Les arguments du parquet et du tribunal
Pour le ministère public, les propos incriminés ne se limitent pas à un commentaire politique mais « stigmatisent » les migrants en assimilant un ensemble d’hommes définis par leur origine à une menace générale pour les femmes.

La juridiction parisienne a retenu que ces déclarations, diffusées à une large audience, « essentialisent » des groupes désignés par leur origine et contribuent à nourrir un climat de défiance, justifiant une peine de prison avec sursis et une amende.

Les juges ont relevé l’absence de remise en cause des propos de la part de la prévenue, déjà condamnée par le passé pour injures publiques, élément pris en compte dans la détermination de la sanction.

Thaïs d’Escufon a déjà été condamnée par la cour d’appel d’Aix-en-Provence le 23 mars dernier, à 8 mois d’emprisonnement avec sursis pour « violences volontaires », après s’être infiltrée dans les locaux de l’association SOS Méditerranée et avoir déployé deux banderoles indiquant « SOS Méditerranée complice du trafic d’être humain ».
Réactions politiques et débat public
Selon BFM, à droite et au Rassemblement national, plusieurs responsables voient dans cette décision le signe d’une justice « idéologique », estimant que le débat sur la délinquance étrangère est ainsi criminalisé au moment même où la sécurité et l’immigration figurent parmi les premières préoccupations des Français.

Des organisations antiracistes et des juristes saluent au contraire un rappel ferme aux limites posées par la loi de 1881 sur la liberté de la presse, jugeant que la dénonciation de crimes commis par des étrangers ne peut se traduire par la désignation globale de « milliers de personnes dangereuses ».

Le gouvernement, engagé dans un renforcement des contrôles aux frontières et de l’exécution des obligations de quitter le territoire, met en avant la nécessité de concilier fermeté migratoire, lutte contre les violences faites aux femmes et respect du cadre légal de lutte contre les discours de haine.
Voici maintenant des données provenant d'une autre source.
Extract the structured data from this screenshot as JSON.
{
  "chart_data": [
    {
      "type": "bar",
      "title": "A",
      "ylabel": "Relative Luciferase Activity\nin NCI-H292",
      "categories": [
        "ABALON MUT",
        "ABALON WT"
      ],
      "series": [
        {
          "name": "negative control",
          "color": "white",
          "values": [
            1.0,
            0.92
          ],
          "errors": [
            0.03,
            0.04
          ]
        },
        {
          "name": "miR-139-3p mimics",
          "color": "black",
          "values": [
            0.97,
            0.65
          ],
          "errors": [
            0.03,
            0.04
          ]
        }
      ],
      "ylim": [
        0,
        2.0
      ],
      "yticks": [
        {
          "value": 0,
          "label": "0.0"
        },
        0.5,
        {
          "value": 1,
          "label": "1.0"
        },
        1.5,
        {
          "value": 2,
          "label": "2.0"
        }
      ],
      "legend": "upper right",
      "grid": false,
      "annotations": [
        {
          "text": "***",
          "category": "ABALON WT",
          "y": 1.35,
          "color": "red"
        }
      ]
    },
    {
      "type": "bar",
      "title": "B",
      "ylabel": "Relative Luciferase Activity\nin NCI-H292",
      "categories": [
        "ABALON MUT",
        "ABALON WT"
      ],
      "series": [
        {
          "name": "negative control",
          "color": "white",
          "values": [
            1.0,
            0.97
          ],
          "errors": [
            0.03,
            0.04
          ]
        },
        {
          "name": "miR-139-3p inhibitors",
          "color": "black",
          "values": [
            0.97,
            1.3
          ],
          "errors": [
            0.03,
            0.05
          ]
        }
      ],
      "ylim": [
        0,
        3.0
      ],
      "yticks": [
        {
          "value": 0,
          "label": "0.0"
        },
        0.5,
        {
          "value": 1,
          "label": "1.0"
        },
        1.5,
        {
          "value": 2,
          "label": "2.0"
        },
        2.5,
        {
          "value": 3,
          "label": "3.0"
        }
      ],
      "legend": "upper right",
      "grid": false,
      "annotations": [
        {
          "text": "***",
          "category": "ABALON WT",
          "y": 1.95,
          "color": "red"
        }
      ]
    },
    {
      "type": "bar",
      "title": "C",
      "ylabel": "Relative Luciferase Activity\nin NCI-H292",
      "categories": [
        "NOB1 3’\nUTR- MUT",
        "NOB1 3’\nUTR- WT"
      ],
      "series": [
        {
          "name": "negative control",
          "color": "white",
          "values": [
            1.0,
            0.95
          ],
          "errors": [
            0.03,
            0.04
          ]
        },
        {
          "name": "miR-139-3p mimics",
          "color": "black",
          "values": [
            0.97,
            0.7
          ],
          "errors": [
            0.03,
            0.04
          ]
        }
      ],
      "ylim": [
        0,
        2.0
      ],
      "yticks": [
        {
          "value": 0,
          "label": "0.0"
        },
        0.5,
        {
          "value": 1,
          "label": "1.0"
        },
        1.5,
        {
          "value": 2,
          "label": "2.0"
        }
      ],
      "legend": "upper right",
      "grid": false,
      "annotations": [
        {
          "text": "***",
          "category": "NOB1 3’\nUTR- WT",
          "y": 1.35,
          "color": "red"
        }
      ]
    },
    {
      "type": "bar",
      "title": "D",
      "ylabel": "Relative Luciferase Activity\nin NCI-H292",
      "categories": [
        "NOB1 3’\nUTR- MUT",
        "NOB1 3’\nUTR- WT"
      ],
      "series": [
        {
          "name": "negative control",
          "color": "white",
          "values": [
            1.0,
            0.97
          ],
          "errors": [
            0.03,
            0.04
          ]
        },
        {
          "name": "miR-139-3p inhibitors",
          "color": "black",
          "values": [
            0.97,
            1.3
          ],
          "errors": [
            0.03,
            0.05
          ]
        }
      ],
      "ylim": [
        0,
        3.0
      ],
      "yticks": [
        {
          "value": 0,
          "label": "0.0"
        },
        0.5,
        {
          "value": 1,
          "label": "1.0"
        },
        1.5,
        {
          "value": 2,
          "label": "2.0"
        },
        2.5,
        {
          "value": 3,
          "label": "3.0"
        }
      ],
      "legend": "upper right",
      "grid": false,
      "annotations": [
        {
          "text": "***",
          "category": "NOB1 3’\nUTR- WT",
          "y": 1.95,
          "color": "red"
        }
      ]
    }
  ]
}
Des échos au-delà des frontières
À l’étranger, la condamnation de Thaïs d’Escufon a été reprise par plusieurs médias et commentateurs, notamment aux États-Unis, en Europe centrale et en Pologne, où l’affaire est souvent présentée comme emblématique des tensions entre liberté d’expression et politiques migratoires en Europe occidentale, selon le site conservateur The Federalist.

Des médias étrangers mettent l’accent sur le statut de victime de la jeune femme et dénoncent une justice française qui « punit » une plaignante pour ses propos, tandis que des plateformes plus généralistes relaient aussi les critiques de ceux qui soulignent le risque de banalisation des discours visant des groupes entiers de population.

Sur les réseaux sociaux, des figures influentes de la droite américaine et européenne expriment leur soutien à Thaïs d’Escufon, en appelant parfois à ce qu’elle trouve refuge dans des pays jugés plus protecteurs de la liberté d’expression, pendant que d’autres voix rappellent que la France s’inscrit dans un cadre juridique européen déjà éprouvé en matière de lutte contre les discours de haine, selon Anews.